Number of required simulation runs with the following parameters: \(N = 10\), \(K=20\), \(S=40\), \({\text {TOL}}=0.05\), \(\eta =-10\) dB, \( m_0=10\) dB, \(\sigma _0=4\) dB, \(m=0\) dB, and \(\sigma =4\) dB

Fig. 8
figure 8

CPU time required for a 5% relative error with the following parameters: \(N = 10\), \(K=20\), \(S=40\), \({\text {TOL}}=0.05\), \(\eta =-10\) dB, \(m_0=10\) dB, \(\sigma _0=4\) dB, \(m=0\) dB, and \(\sigma =4\) dB

In the last experiment, we studied the influence of varying the accuracy \(\textrm{TOL}\) on the proposed and other IS approaches. To this end, Figs. 9 and 10 present the number of simulation runs and CPU time needed when varying \({\text {TOL}}\) for a fixed \(\gamma _{\textrm{th}}\) and N. This choice makes the OP approximately equal to \(10^{-7}\).

Fig. 9
figure 9

Number of required simulation runs with the following parameters: \(N = 10\), \(K=20\), \(S=40\), \(\gamma _{\textrm{th}}=-24\) dB, \(\eta =-10\) dB, \(m_0=10\) dB, \(\sigma _0=4\) dB, \(m=0\) dB, and \(\sigma =4\) dB

Fig. 10
figure 10

CPU time for a 5% relative error with the following parameters: \(N=10\), \(K=20\), \(S=40\), \(\gamma _{\textrm{th}}=-24\) dB, \(\eta =-10\) dB, \(m_0=10\) dB, \(\sigma _0=4\) dB, \(m=0\) dB, and \(\sigma =4\) dB

Figure 9 confirms the high gains of the proposed methods compared to all other IS approaches. Our approaches are 2000 times (respectively 65 times) more efficient than the CS (respectively the ET) approaches for all values of \({\text {TOL}}\). Furthermore, Fig. 10 demonstrates that the required time for the proposed methods compared to the other algorithms remains unchanged for the considered range of \({\text {TOL}}\). Moreover, similarly to the previous conclusions, the computational time required by the proposed algorithm is less than that needed by the ET algorithm for all \({\text {TOL}}\). Additionally, the superior performance of the method compared to the CS approach is critical for small values of TOL. Finally, the HRT-SOC-AG method increases the threshold, below which the proposed method performs better than the CS approach, from 0.045 to 0.058.

5 Conclusions

5.1 Summary

We developed a generic state-dependent IS algorithm to efficiently estimate rare event quantities that could be written as an expectation of a functional of the sums of independent RVs. These problems have applications in the performance analysis of wireless communications systems operating over fading channels. Within a preselected class of a change of measures, the optimal IS parameters are determined via the connection to an SOC formulation. The numerical experiments verified the ability of the proposed approach to accurately and efficiently estimate the quantity of interest in the rare event regime. The proposed approach yields a substantial variance reduction compared with other well-known estimators. Additionally, the estimator requires less CPU time than the other proposed approaches in rare regions. We also proposed an aggregate method to improve efficiency further in terms of computational time.

5.2 Possible extensions

For future research, the present work can be extended in many directions. One possible direction is to optimize the aggregate method by solving the optimization problem (51).

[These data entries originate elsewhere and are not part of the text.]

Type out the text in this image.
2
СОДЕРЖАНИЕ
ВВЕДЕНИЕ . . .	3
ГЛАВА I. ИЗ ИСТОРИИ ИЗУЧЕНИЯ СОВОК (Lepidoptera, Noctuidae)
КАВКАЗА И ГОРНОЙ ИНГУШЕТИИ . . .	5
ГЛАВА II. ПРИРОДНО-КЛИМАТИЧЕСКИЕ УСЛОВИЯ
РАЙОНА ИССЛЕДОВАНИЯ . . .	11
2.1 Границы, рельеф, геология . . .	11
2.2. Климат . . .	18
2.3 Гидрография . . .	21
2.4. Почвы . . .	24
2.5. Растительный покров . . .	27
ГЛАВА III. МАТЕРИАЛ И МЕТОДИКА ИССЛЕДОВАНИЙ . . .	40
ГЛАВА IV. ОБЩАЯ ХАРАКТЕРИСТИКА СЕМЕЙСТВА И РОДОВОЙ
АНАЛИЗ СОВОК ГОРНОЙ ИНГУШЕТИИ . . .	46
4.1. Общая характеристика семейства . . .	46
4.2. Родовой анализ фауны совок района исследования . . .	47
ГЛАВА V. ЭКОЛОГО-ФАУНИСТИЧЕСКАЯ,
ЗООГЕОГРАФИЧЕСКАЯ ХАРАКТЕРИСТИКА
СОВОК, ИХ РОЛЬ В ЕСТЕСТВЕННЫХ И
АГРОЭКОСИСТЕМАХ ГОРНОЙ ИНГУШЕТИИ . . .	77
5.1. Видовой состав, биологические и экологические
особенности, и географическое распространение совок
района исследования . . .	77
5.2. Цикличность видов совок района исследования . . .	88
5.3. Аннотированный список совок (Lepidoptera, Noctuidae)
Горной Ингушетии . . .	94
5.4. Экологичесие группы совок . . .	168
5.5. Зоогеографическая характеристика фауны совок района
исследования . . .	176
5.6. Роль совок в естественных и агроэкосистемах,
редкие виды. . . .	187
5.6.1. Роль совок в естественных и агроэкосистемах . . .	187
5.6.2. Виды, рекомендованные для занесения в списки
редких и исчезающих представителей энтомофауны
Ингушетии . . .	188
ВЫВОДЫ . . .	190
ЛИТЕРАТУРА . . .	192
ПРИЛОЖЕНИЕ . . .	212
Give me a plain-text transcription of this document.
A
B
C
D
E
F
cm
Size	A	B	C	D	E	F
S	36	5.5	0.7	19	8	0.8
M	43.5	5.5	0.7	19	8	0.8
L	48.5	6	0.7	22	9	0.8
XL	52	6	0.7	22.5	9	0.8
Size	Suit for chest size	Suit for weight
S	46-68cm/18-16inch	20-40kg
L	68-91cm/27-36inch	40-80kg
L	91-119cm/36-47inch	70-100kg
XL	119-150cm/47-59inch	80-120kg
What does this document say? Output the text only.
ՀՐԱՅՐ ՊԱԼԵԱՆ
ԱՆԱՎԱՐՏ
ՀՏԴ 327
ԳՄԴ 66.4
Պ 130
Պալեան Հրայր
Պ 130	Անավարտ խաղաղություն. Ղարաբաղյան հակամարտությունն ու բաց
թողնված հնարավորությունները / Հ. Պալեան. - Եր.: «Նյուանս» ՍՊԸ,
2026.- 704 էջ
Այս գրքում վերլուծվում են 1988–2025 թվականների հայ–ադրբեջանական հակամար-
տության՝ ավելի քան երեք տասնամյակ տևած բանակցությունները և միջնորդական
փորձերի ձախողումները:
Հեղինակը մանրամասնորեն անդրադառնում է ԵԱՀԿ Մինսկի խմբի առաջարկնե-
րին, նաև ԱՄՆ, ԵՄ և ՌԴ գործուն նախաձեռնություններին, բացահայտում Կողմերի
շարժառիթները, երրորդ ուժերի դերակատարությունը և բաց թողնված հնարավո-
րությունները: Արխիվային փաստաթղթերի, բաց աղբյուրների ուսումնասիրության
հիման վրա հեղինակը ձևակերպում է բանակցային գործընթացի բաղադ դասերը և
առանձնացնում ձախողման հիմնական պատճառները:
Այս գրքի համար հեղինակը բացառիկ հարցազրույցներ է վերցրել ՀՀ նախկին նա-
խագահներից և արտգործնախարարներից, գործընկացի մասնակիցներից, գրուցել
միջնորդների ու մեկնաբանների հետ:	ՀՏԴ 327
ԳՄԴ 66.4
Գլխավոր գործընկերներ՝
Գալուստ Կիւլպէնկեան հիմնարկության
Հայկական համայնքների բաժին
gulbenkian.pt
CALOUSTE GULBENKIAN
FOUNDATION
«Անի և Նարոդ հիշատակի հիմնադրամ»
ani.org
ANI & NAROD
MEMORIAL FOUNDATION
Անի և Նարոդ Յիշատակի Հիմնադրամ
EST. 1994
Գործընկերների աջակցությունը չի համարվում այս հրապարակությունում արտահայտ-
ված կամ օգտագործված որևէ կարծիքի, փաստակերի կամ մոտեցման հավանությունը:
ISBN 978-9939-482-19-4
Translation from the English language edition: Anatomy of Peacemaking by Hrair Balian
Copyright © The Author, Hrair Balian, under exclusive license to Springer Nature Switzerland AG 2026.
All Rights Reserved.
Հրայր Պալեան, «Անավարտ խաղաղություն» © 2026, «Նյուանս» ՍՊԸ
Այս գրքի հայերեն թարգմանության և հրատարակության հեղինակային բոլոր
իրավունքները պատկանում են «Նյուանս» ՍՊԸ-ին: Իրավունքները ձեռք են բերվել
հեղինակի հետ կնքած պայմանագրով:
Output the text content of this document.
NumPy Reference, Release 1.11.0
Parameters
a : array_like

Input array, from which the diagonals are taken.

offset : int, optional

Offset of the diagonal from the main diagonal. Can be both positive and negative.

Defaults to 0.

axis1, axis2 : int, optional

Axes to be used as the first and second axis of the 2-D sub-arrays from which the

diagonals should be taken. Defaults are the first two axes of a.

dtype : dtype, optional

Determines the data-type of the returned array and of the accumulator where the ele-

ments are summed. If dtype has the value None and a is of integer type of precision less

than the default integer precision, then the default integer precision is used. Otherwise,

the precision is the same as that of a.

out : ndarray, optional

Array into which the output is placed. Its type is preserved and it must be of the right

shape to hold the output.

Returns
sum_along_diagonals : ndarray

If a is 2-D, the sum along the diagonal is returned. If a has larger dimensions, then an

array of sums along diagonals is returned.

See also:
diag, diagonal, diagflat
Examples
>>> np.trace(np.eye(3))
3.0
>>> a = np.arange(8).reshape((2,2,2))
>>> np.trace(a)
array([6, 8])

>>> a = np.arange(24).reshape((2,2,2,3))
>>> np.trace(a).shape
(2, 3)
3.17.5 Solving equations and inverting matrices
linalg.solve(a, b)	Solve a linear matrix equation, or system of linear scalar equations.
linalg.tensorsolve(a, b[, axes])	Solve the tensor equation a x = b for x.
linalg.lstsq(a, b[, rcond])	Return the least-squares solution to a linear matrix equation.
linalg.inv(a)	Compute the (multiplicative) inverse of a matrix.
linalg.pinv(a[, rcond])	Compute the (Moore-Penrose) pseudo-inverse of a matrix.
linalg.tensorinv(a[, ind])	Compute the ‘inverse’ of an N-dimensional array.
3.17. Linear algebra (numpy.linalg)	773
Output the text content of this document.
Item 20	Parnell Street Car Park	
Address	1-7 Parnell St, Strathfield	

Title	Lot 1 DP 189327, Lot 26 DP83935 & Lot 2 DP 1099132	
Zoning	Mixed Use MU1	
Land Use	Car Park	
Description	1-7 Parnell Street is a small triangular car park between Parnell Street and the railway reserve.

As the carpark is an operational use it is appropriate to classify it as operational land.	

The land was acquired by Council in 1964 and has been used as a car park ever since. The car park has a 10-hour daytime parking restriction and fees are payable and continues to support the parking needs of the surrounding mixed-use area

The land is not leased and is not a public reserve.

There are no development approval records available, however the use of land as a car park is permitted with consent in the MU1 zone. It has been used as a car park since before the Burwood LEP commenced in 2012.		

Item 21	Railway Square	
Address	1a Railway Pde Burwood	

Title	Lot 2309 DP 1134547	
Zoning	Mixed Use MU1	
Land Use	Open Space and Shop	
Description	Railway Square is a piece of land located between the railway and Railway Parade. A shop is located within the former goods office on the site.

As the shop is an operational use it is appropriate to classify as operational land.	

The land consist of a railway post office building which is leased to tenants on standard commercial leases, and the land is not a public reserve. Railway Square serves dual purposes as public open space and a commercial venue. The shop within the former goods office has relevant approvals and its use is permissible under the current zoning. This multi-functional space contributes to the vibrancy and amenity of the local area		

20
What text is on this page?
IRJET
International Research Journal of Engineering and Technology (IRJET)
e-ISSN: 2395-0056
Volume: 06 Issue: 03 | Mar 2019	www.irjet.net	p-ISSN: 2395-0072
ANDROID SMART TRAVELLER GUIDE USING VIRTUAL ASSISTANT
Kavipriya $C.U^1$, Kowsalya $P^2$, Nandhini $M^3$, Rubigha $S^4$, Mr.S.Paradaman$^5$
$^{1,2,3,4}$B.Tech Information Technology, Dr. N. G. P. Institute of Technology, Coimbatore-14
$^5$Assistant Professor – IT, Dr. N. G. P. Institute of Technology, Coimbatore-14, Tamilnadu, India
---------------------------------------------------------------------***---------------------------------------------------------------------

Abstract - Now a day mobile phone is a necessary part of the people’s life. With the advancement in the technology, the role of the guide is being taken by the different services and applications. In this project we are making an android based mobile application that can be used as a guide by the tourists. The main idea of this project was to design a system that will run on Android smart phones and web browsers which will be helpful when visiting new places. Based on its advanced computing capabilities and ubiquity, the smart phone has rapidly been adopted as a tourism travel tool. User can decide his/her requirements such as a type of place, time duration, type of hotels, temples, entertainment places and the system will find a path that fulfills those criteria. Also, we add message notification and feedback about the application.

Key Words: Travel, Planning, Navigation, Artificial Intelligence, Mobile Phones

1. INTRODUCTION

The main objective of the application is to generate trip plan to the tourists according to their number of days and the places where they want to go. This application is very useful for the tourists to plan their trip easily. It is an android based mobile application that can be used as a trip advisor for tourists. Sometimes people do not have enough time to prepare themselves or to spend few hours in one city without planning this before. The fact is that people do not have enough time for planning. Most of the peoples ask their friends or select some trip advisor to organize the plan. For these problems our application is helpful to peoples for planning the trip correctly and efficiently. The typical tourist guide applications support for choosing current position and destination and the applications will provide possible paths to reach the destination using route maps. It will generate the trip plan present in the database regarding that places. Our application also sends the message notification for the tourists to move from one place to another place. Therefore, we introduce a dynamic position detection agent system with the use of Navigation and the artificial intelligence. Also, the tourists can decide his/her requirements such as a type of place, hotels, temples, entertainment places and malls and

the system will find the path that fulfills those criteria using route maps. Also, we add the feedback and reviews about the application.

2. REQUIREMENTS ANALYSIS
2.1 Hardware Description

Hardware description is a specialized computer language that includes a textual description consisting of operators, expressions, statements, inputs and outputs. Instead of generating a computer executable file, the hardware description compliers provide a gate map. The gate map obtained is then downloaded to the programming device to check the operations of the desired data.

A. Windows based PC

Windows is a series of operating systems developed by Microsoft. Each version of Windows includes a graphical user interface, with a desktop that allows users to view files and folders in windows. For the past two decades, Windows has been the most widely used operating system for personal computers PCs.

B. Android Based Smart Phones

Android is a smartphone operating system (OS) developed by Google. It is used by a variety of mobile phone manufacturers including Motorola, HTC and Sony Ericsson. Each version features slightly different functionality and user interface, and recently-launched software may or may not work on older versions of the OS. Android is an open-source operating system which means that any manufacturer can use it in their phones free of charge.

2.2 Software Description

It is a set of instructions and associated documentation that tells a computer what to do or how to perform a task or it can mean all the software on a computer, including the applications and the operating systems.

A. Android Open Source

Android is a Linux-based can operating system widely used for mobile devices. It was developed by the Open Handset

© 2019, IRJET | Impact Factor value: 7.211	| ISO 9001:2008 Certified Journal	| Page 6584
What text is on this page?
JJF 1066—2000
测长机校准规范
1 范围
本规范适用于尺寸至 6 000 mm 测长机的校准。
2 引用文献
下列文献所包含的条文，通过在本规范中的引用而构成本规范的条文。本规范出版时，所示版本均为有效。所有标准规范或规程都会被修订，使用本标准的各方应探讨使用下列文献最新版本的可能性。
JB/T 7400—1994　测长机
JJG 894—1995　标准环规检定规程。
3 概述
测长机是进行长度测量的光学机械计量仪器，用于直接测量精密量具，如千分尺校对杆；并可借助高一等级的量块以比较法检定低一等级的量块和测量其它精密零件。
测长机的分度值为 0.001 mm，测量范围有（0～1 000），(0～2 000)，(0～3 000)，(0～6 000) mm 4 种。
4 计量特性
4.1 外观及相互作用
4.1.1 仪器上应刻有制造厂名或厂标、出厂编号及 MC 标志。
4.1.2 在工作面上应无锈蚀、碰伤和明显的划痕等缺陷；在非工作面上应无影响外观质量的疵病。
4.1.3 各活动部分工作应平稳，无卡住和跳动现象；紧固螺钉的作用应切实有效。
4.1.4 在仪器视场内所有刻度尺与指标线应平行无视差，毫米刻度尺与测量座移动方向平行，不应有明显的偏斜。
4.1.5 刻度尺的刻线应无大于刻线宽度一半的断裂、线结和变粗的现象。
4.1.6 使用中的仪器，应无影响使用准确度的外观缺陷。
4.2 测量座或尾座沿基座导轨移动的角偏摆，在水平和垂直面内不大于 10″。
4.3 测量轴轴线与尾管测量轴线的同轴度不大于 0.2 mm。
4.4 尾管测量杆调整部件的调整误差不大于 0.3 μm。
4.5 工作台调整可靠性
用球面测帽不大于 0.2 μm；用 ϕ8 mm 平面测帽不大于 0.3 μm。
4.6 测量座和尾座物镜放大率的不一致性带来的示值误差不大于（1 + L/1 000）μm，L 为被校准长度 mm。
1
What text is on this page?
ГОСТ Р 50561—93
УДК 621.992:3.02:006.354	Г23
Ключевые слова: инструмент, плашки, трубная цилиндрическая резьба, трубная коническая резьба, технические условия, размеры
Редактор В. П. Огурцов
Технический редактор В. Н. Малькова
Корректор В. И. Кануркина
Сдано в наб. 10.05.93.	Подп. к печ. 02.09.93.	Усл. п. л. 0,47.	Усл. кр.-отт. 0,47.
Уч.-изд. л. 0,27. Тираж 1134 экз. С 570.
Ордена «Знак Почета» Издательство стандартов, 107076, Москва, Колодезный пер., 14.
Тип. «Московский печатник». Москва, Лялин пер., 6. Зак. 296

A further interesting extension is to consider multivariate RVs when estimating the quantity of interest. In this case, RVs should be mutually independent, but the components of each RV are not necessarily independent. As the backward cost increases exponentially with the dimensions, we could employ cheaper approximation methods to calculate the controls, such as neural networks.